Some Catholic experts tie the decision to issues regarding Sheen’s time as bishop of Rochester, New York, from 1966 to 1969. The diocese has been entangled in numerous clergy sex-abuse cases. In September, the diocese filed for bankruptcy after state legislation extended the time victims of sexual abuse crimes have to file lawsuits.

“I’m hoping in August maybe the Vatican will look at it again and have the beatification,” Cunningham said.

“It sounded like (the Vatican) had to investigate things,” she added. “Well, my uncle was investigated so many times, I don’t think they can find anything.”

The delay is only the latest imbroglio centered on Sheen. For years, Cunningham and the Diocese of Peoria, where he was ordained in 1919, have been embroiled in a legal battle with the New York archdiocese about where Sheen’s earthly remains, or relics, would reside if he were to be made a saint.

Peoria and Sheen’s family won the case last June, moving the remains from St.
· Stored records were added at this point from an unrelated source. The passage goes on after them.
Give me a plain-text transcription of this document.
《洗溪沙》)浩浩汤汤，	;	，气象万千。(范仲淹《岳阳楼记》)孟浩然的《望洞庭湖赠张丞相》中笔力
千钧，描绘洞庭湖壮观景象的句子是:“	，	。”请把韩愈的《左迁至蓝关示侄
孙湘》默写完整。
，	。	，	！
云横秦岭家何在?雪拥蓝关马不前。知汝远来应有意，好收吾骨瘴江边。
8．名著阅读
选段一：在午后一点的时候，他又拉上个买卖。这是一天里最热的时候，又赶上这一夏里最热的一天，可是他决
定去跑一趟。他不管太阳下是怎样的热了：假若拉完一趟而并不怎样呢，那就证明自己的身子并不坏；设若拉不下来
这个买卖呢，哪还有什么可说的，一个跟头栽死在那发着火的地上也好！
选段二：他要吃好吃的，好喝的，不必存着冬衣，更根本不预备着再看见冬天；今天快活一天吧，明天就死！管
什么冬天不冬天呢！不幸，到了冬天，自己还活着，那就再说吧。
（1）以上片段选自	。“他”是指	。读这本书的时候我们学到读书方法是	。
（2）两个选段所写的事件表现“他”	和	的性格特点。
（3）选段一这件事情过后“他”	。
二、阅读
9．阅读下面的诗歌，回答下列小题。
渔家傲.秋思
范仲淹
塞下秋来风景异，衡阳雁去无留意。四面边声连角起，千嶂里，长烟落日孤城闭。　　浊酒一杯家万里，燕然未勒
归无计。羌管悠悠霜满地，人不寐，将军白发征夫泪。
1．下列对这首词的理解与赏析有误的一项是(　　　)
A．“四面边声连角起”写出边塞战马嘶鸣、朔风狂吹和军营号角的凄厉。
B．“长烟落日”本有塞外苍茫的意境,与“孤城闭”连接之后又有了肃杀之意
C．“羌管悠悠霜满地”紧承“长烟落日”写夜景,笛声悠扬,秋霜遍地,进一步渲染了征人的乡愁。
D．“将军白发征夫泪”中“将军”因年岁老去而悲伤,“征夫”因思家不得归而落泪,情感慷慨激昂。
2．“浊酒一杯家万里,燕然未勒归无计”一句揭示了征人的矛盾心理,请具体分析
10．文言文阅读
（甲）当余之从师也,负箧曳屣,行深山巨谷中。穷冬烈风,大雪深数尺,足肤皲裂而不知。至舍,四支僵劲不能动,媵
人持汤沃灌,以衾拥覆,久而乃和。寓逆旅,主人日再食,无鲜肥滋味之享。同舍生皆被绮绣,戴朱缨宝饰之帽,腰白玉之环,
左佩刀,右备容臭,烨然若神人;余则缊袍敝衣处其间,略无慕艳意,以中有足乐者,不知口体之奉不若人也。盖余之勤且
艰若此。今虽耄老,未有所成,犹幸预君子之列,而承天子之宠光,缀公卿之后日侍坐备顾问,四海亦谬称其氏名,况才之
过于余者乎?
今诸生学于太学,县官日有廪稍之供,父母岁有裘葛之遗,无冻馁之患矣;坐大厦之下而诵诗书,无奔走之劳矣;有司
Patrick’s Cathedral to Peoria.

“My uncle was from Peoria,” Cunningham wrote in “My Uncle Fulton Sheen.” “There was already a museum set up in his honor, which was becoming a popular destination site for pilgrims and fans. If he was canonized and the body of their native son and homegrown saint returned to them, it would no doubt be a boost to the tourism and the economy there.”


Archbishop Fulton Sheen was a riveting Catholic preacher who gained fame through mass media. RNS file photo

A tug of war over relics is nothing new and in fact has “been kind of a “Catholic sport” for centuries,” said Jorge I. Dominguez-Lopez, the editor of Brooklyn’s Catholic paper The Tablet. Having a saint in your diocese can mean a significant boost to visibility, pilgrims and donations.

According to Cunningham, her uncle, credited with celebrating the first televised Mass on Easter Sunday of 1940, would be especially relevant today. As priests all over the world adapt to the coronavirus pandemic by livestreaming their masses and using new media to evangelize, she said, Sheen can offer inspiration.

If Sheen were alive today, “I think he would preach to think of other people,” she told RNS.

“In this terrible time, if people thought about each other they might not go out and expose somebody else,” she said. “There are no masses or anything, but you can still pray at home very well.”

“I hope that the memory of his preaching will continue,” she added. “If we get all this behind us and he is finally beatified, I think that it will renew a lot of his life to people.”